Security concerns ahead of the Sochi Games were renewed after the U.S. Homeland Security Department warned airlines flying to Russia that terrorists may try to smuggle explosives into the country in toothpaste tubes. Thursday, Delta Air Lines revealed that the department is banning all liquids from carry-on luggage for nonstop flights from the U.S. to Russia.

Yet six Associated Press employees arriving in Moscow from across the world or beginning their journey there passed through security without having to remove toothpaste, hand lotion or water bottles from their carry-on luggage.

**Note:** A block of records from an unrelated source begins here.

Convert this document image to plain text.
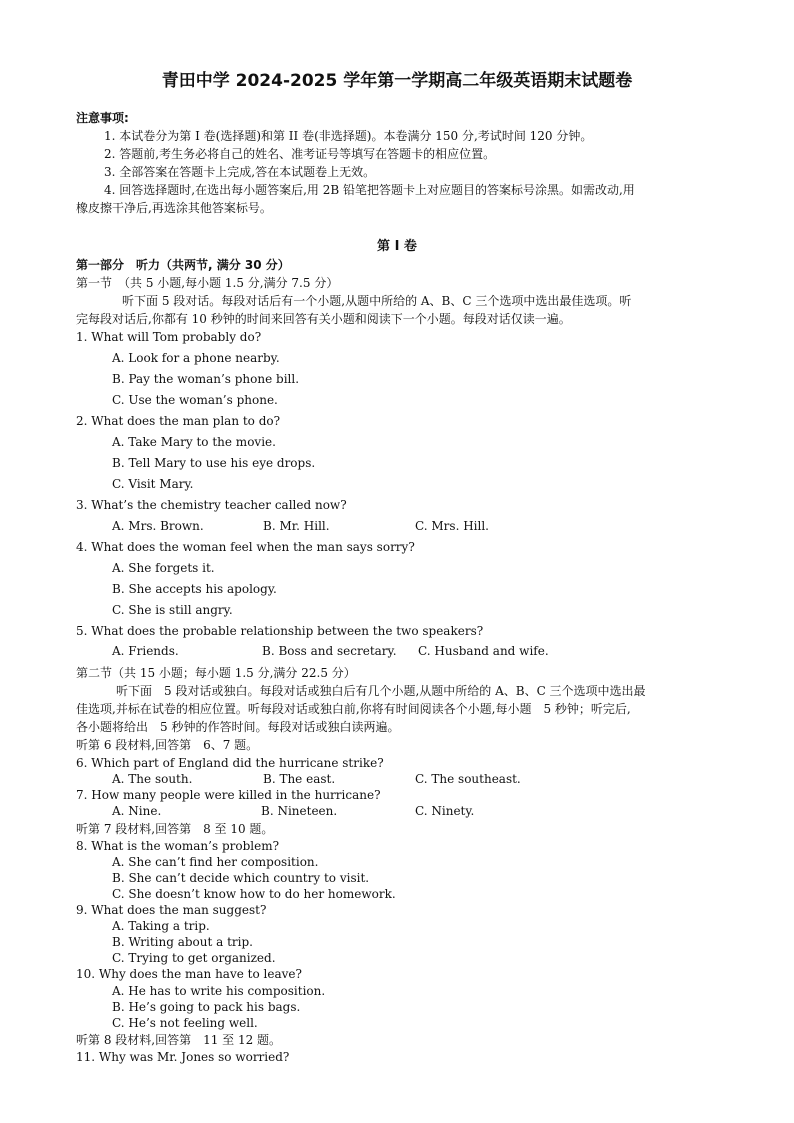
青田中学 2024-2025 学年第一学期高二年级英语期末试题卷
注意事项:
1. 本试卷分为第 I 卷(选择题)和第 II 卷(非选择题)。本卷满分 150 分,考试时间 120 分钟。
2. 答题前,考生务必将自己的姓名、准考证号等填写在答题卡的相应位置。
3. 全部答案在答题卡上完成,答在本试题卷上无效。
4. 回答选择题时,在选出每小题答案后,用 2B 铅笔把答题卡上对应题目的答案标号涂黑。如需改动,用
橡皮擦干净后,再选涂其他答案标号。
第 I 卷
第一部分　听力（共两节, 满分 30 分）
第一节　（共 5 小题,每小题 1.5 分,满分 7.5 分）
听下面 5 段对话。每段对话后有一个小题,从题中所给的 A、B、C 三个选项中选出最佳选项。听
完每段对话后,你都有 10 秒钟的时间来回答有关小题和阅读下一个小题。每段对话仅读一遍。
1. What will Tom probably do?
A. Look for a phone nearby.
B. Pay the woman’s phone bill.
C. Use the woman’s phone.
2. What does the man plan to do?
A. Take Mary to the movie.
B. Tell Mary to use his eye drops.
C. Visit Mary.
3. What’s the chemistry teacher called now?
A. Mrs. Brown.	B. Mr. Hill.	C. Mrs. Hill.
4. What does the woman feel when the man says sorry?
A. She forgets it.
B. She accepts his apology.
C. She is still angry.
5. What does the probable relationship between the two speakers?
A. Friends.	B. Boss and secretary. C. Husband and wife.
第二节（共 15 小题；每小题 1.5 分,满分 22.5 分）
听下面　5 段对话或独白。每段对话或独白后有几个小题,从题中所给的 A、B、C 三个选项中选出最
佳选项,并标在试卷的相应位置。听每段对话或独白前,你将有时间阅读各个小题,每小题　5 秒钟；听完后,
各小题将给出　5 秒钟的作答时间。每段对话或独白读两遍。
听第 6 段材料,回答第　6、7 题。
6. Which part of England did the hurricane strike?
A. The south.	B. The east.	C. The southeast.
7. How many people were killed in the hurricane?
A. Nine.	B. Nineteen.	C. Ninety.
听第 7 段材料,回答第　8 至 10 题。
8. What is the woman’s problem?
A. She can’t find her composition.
B. She can’t decide which country to visit.
C. She doesn’t know how to do her homework.
9. What does the man suggest?
A. Taking a trip.
B. Writing about a trip.
C. Trying to get organized.
10. Why does the man have to leave?
A. He has to write his composition.
B. He’s going to pack his bags.
C. He’s not feeling well.
听第 8 段材料,回答第　11 至 12 题。
11. Why was Mr. Jones so worried?
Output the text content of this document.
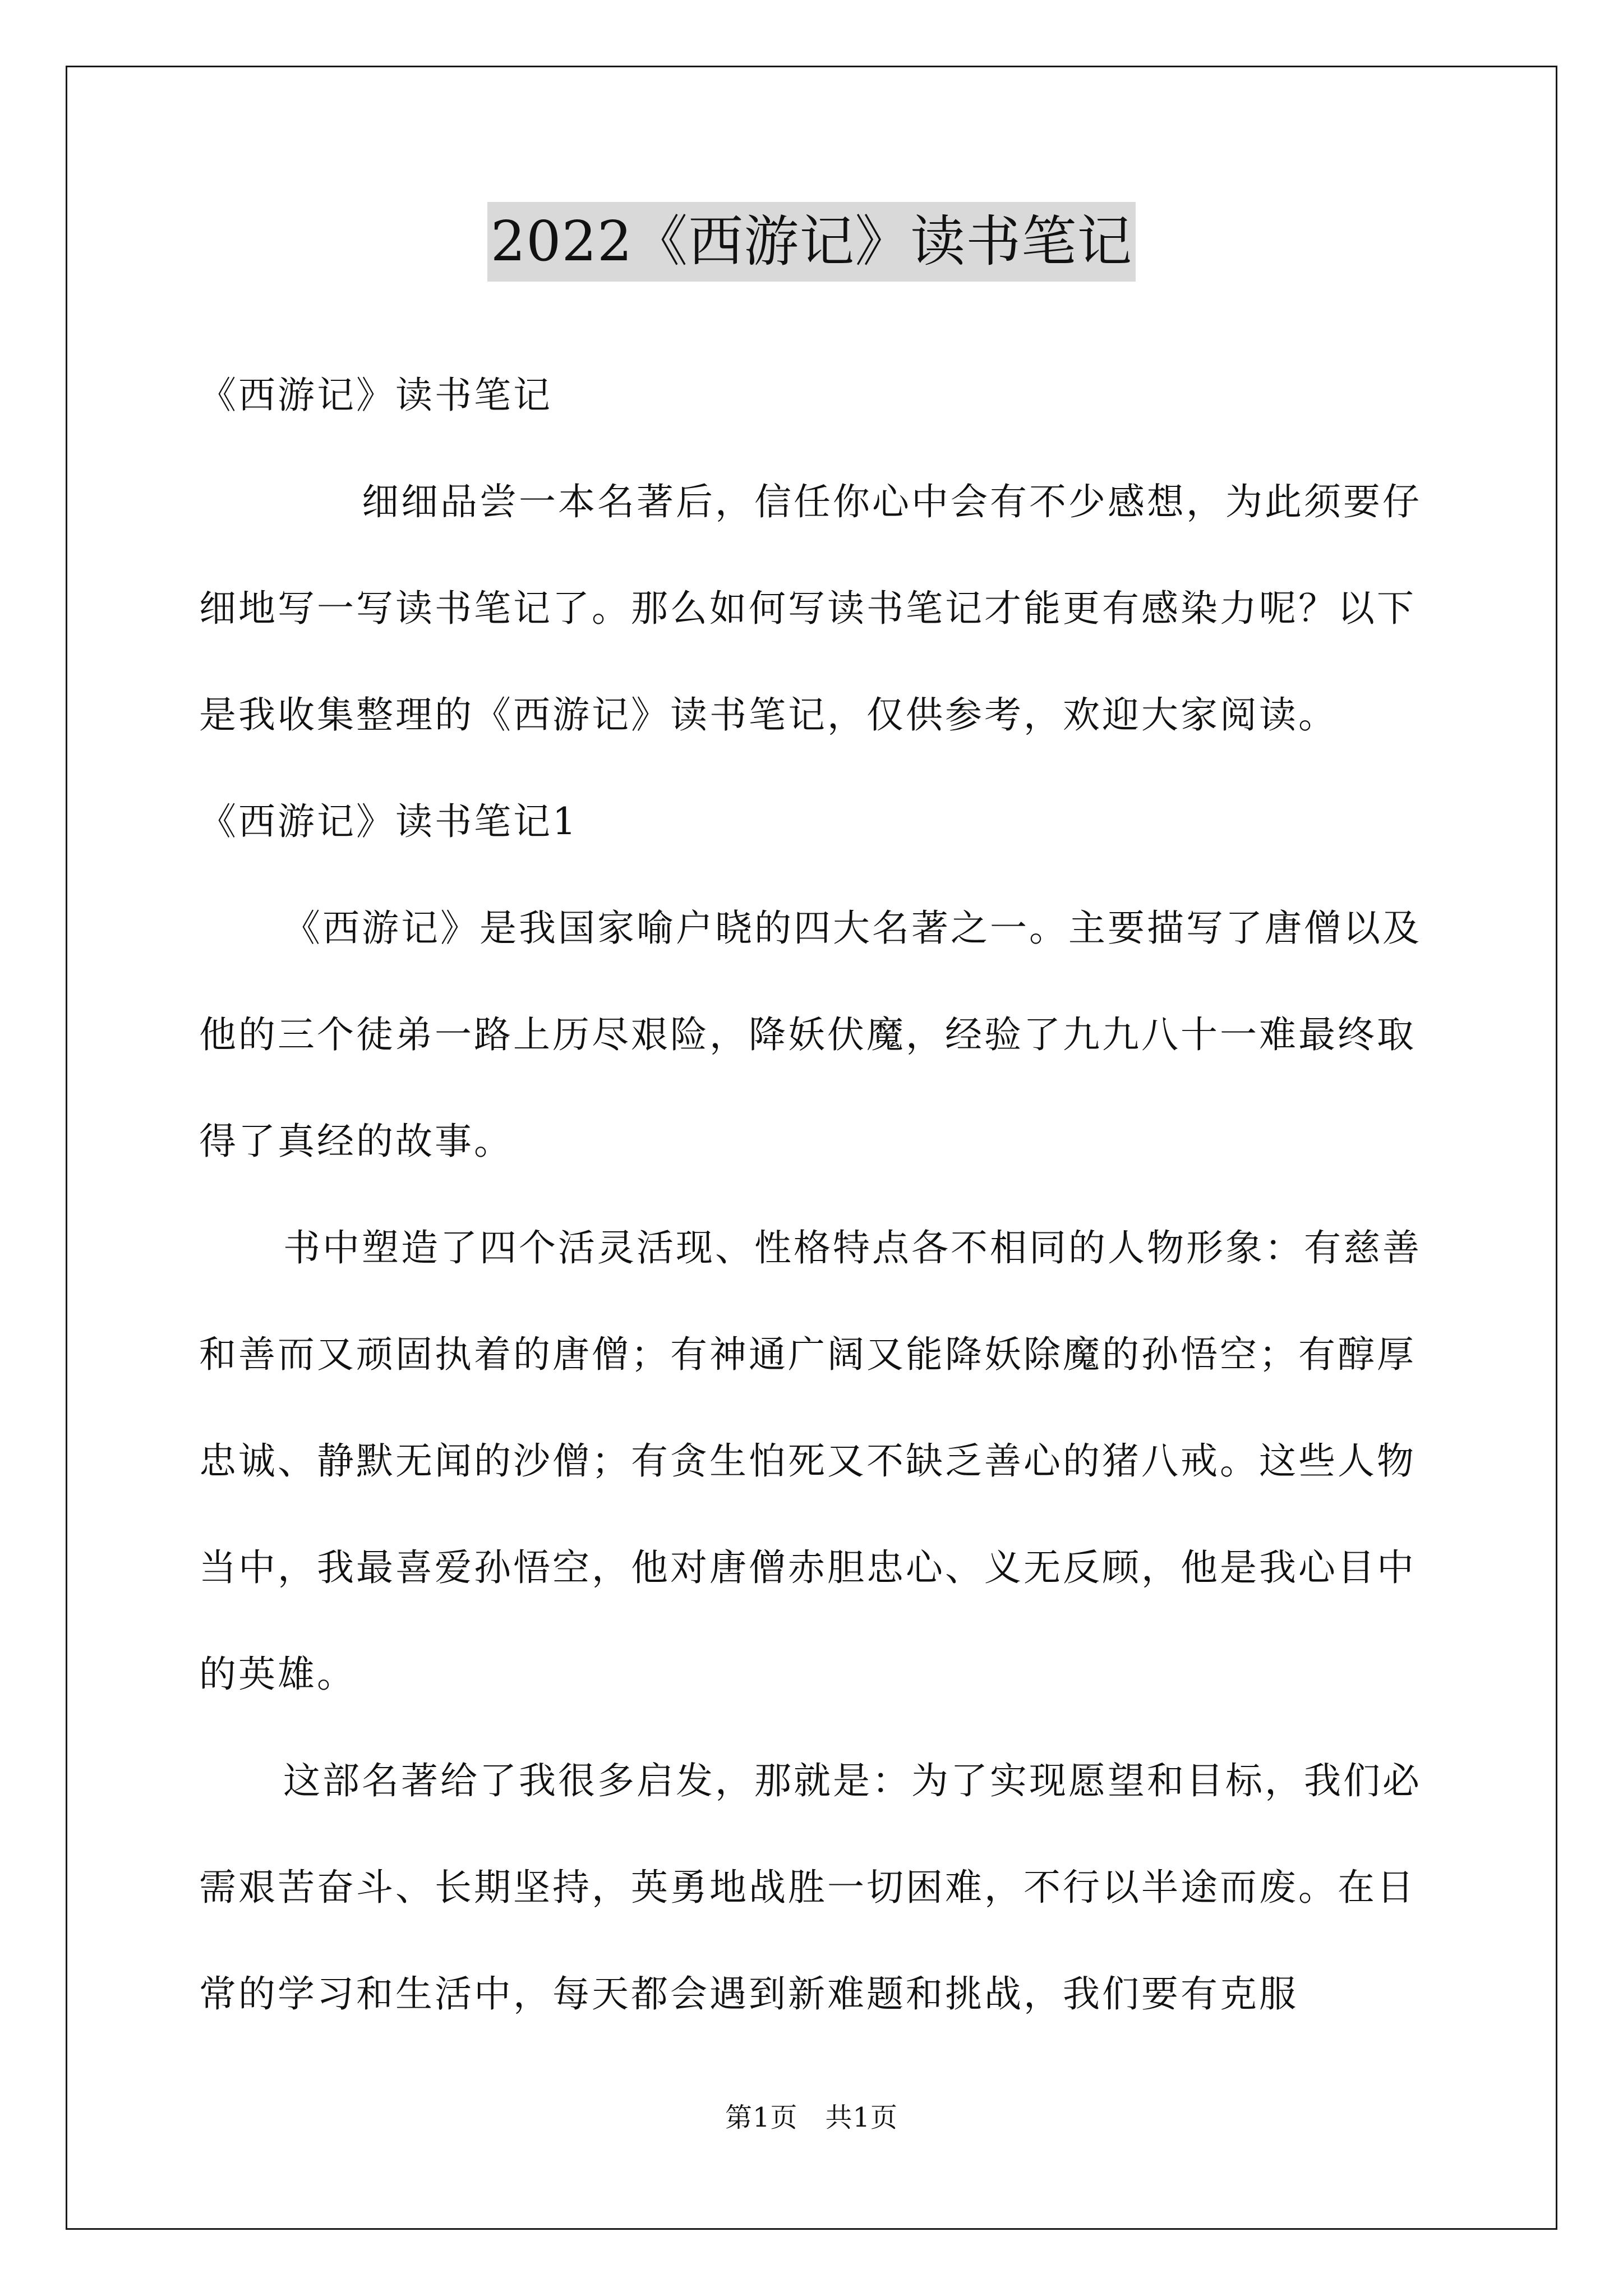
2022《西游记》读书笔记

《西游记》读书笔记

细细品尝一本名著后，信任你心中会有不少感想，为此须要仔细地写一写读书笔记了。那么如何写读书笔记才能更有感染力呢？以下是我收集整理的《西游记》读书笔记，仅供参考，欢迎大家阅读。

《西游记》读书笔记1

《西游记》是我国家喻户晓的四大名著之一。主要描写了唐僧以及他的三个徒弟一路上历尽艰险，降妖伏魔，经验了九九八十一难最终取得了真经的故事。

书中塑造了四个活灵活现、性格特点各不相同的人物形象：有慈善和善而又顽固执着的唐僧；有神通广阔又能降妖除魔的孙悟空；有醇厚忠诚、静默无闻的沙僧；有贪生怕死又不缺乏善心的猪八戒。这些人物当中，我最喜爱孙悟空，他对唐僧赤胆忠心、义无反顾，他是我心目中的英雄。

这部名著给了我很多启发，那就是：为了实现愿望和目标，我们必需艰苦奋斗、长期坚持，英勇地战胜一切困难，不行以半途而废。在日常的学习和生活中，每天都会遇到新难题和挑战，我们要有克服

第1页　共1页
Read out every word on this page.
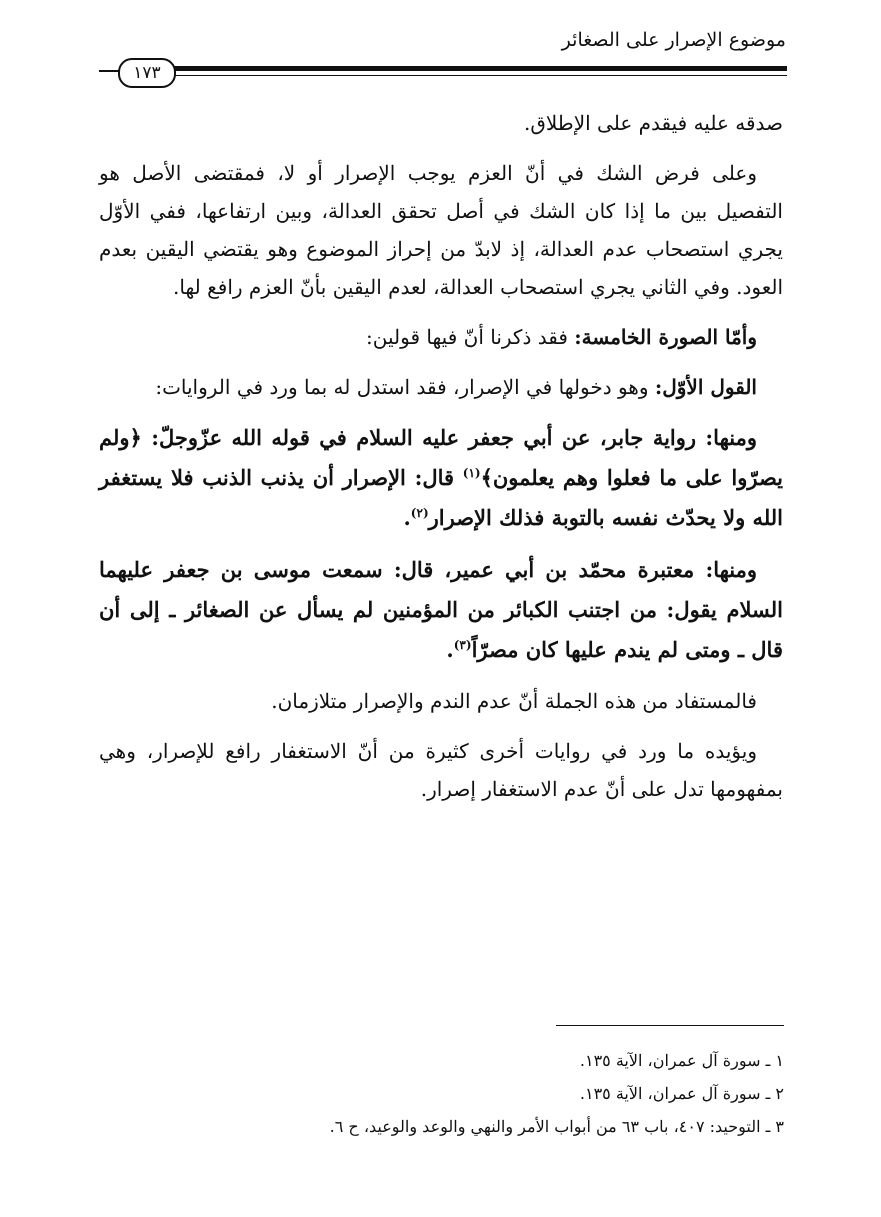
موضوع الإصرار على الصغائر
١٧٣

صدقه عليه فيقدم على الإطلاق.

وعلى فرض الشك في أنّ العزم يوجب الإصرار أو لا، فمقتضى الأصل هو التفصيل بين ما إذا كان الشك في أصل تحقق العدالة، وبين ارتفاعها، ففي الأوّل يجري استصحاب عدم العدالة، إذ لابدّ من إحراز الموضوع وهو يقتضي اليقين بعدم العود. وفي الثاني يجري استصحاب العدالة، لعدم اليقين بأنّ العزم رافع لها.

وأمّا الصورة الخامسة: فقد ذكرنا أنّ فيها قولين:

القول الأوّل: وهو دخولها في الإصرار، فقد استدل له بما ورد في الروايات:

ومنها: رواية جابر، عن أبي جعفر عليه السلام في قوله الله عزّوجلّ: ﴿ولم يصرّوا على ما فعلوا وهم يعلمون﴾$^{(١)}$ قال: الإصرار أن يذنب الذنب فلا يستغفر الله ولا يحدّث نفسه بالتوبة فذلك الإصرار$^{(٢)}$.

ومنها: معتبرة محمّد بن أبي عمير، قال: سمعت موسى بن جعفر عليهما السلام يقول: من اجتنب الكبائر من المؤمنين لم يسأل عن الصغائر ـ إلى أن قال ـ ومتى لم يندم عليها كان مصرّاً$^{(٣)}$.

فالمستفاد من هذه الجملة أنّ عدم الندم والإصرار متلازمان.

ويؤيده ما ورد في روايات أخرى كثيرة من أنّ الاستغفار رافع للإصرار، وهي بمفهومها تدل على أنّ عدم الاستغفار إصرار.

١ ـ سورة آل عمران، الآية ١٣٥.
٢ ـ سورة آل عمران، الآية ١٣٥.
٣ ـ التوحيد: ٤٠٧، باب ٦٣ من أبواب الأمر والنهي والوعد والوعيد، ح ٦.
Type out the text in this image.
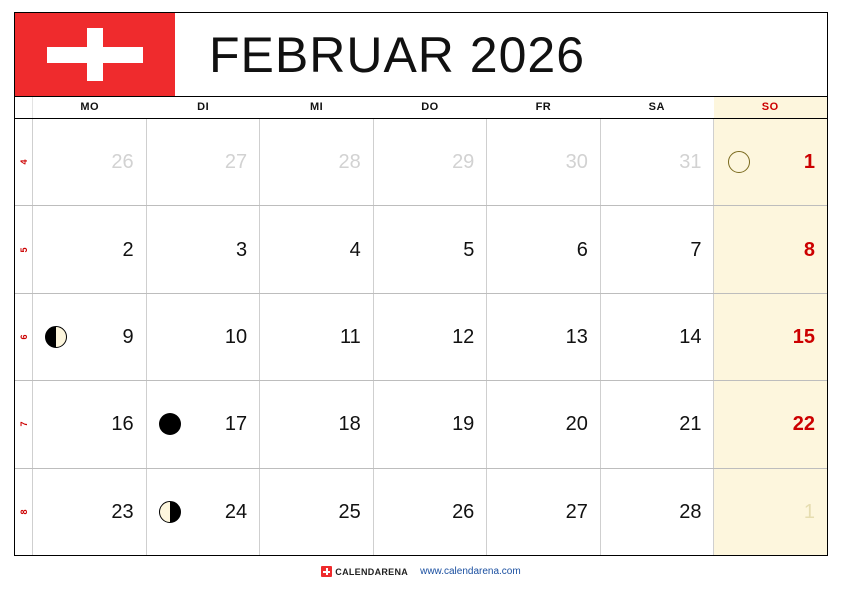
FEBRUAR 2026
MO	DI	MI	DO	FR	SA	SO
4	26	27	28	29	30	31	1
5	2	3	4	5	6	7	8
6	9	10	11	12	13	14	15
7	16	17	18	19	20	21	22
8	23	24	25	26	27	28	1
CALENDARENA www.calendarena.com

Another AP journalist, arriving in Moscow from Singapore, said a security official checked his deodorant and then returned it but didn’t notice or make mention of a small tube of toothpaste.

“It was pretty chill. I had an empty 1 1/2 -liter water bottle because I was hoping to fill it up on the plane, but no one checked it,” said Matt Segal, an Australian tourist who traveled from Moscow to Sochi on Thursday. “No one has pulled it out and asked about it.”

The no-liquids rule applies to anyone departing from a Russian airport, including transit passengers, said Russian Transport Ministry spokeswoman Nataliya Nesterova. She said it was up to airports to make sure it is enforced.

The seemingly sporadic enforcement underscores the difficulty that governments face in ensuring that airport personnel in many places, screening thousands of impatient people in a compressed period of time, maintain consistent practices as they try to prevent attacks that could be both human and public-relations disasters.